My honourable friend the Under-Secretary of State for the Home Department (Mr. George Howarth) is publishing tomorrow the conclusions of the Ministerial Group on alcopops. A copy of the group's statement will be placed in the Library tomorrow at 10.30 am.
Child Support Agency
asked Her Majesty's Government:Whether, in assessing the performance of the Child Support Agency, they will compare the amount of maintenance recovered not only with the amounts required under British legislation, but also with the sums actually recovered in other comparable countries.
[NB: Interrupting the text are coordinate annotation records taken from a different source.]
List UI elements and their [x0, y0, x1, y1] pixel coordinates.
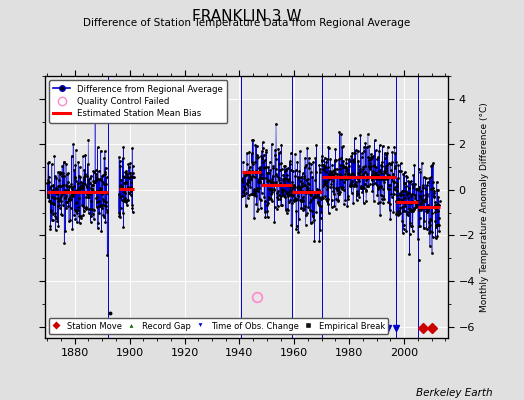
Y-axis label: Monthly Temperature Anomaly Difference (°C): Monthly Temperature Anomaly Difference (… — [481, 102, 489, 312]
Text: FRANKLIN 3 W: FRANKLIN 3 W — [192, 9, 301, 24]
Text: Difference of Station Temperature Data from Regional Average: Difference of Station Temperature Data f… — [83, 18, 410, 28]
Text: Berkeley Earth: Berkeley Earth — [416, 388, 493, 398]
Legend: Station Move, Record Gap, Time of Obs. Change, Empirical Break: Station Move, Record Gap, Time of Obs. C… — [49, 318, 388, 334]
Absent parents should pay the maintenance they owe, and we will ensure that the Child Support Agency takes appropriate action to ensure that they do. We do keep in touch with developments with other countries and to make comparisons where appropriate. However, direct comparisons with other countries can be difficult since no two systems are the same and the respective debts may be calculated differently. In the United States of America, for example, there are broad Federal guidelines for child support within which states are free to develop their own systems, which may include a large amount of discretion over the child support levied. In Australia, only that portion of the debt (excluding charges and penalties broadly equivalent to Interim Maintenance Assessments) estimated to be collectible is reported.
Child Support Scheme
asked Her Majesty's Government:Whether they will entertain the possibility that some absent parents assessed for maintenance under the Child Support Act may be unable rather than unwilling to pay the sums assessed on them.
The Government believe that children are entitled to the support of both parents and the Child Support scheme is designed to provide levels of maintenance which absent parents can realistically afford. The protected income provisions ensure that absent parents and their current families are at least £30 a week better off after payment of maintenance than they would be if receiving income support, and there are additional provisions to restrict the maximum amount of current maintenance to 30 per cent. of the absent parent's net income. The Departures system introduced in December 1996 also enables the formula assessment to be varied in prescribed circumstances.